Sharon has since drawn up a unilateral plan to withdraw from Gaza, where 8,000 settlers live in heavily guarded settlements alongside 1.3 million Palestinians, and Washington is apparently trying to help him face down internal far-right opposition.

But Sharon's plan for "disengaging" from conflict with the Palestinians also entails Israel cementing its grip on West Bank areas where the vast majority of the 240,000 settlers live.

U.S. President Bush is seen as inclined to accept some building in settlements now to avoid offending Jewish-American voters who favor settlements, and conservative Christian supporters of Israel as he fights for re-election in November.

Israeli officials said the new construction drive was still subject to final government approval.
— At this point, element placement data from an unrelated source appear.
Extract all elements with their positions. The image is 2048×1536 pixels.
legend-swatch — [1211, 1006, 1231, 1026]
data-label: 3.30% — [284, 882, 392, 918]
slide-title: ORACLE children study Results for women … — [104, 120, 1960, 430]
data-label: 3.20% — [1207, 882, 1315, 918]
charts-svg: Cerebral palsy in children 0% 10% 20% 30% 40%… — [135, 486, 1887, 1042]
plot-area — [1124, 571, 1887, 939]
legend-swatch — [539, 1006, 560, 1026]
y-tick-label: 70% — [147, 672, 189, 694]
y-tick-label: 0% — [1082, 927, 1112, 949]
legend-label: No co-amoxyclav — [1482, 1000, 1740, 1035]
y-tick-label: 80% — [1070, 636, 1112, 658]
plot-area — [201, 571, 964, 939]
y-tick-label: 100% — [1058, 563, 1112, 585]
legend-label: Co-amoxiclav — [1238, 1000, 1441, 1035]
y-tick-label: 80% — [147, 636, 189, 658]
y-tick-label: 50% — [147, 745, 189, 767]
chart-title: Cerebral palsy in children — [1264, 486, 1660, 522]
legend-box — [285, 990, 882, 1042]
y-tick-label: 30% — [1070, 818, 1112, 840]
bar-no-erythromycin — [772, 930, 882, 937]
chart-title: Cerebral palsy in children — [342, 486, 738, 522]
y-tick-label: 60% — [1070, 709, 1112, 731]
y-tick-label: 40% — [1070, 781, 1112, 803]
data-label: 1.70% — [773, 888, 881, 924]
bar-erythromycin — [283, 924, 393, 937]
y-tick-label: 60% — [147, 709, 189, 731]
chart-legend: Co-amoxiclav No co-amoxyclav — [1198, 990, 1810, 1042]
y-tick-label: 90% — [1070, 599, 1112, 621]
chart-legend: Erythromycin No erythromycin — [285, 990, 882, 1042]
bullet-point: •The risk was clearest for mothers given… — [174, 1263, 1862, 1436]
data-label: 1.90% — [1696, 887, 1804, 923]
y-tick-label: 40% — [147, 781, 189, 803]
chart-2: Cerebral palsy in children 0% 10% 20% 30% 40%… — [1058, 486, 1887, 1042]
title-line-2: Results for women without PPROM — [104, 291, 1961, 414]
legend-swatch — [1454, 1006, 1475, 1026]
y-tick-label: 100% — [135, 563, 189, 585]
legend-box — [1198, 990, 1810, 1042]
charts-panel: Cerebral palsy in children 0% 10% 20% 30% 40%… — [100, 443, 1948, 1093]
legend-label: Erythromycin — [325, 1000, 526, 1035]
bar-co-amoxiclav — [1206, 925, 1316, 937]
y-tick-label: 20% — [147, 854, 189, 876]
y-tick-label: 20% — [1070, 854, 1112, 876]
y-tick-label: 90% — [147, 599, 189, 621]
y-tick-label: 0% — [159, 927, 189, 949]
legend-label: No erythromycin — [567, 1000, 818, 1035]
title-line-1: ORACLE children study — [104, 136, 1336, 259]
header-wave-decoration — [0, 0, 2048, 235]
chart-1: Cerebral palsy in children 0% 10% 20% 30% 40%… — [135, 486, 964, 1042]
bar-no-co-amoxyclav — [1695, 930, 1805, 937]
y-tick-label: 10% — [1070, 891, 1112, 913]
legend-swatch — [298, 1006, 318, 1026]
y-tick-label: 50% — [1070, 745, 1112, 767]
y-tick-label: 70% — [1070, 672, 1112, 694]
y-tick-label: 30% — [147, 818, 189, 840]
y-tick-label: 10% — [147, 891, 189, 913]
But a political source said that would only be a formality.

The cabinet will also have final say on Mofaz's approval of the new barrier route in the central West Bank. The project, which has separated thousands of Palestinians from schools, hospitals and farmland, led the High Court in June to order the government to ease Palestinian hardship.

The new route will fence in 3,750 acres of land between the central West Bank and Israel instead of a planned 8,500 acres, the officials said.

Israel says the planned 360-mile-long barrier, of which some 120 miles have been built, is aimed at stopping Palestinian suicide bombers.

Palestinians call it a land grab. The United Nations has estimated some 12,000 Palestinians could find themselves on the barrier's "Israeli side" when it is complete.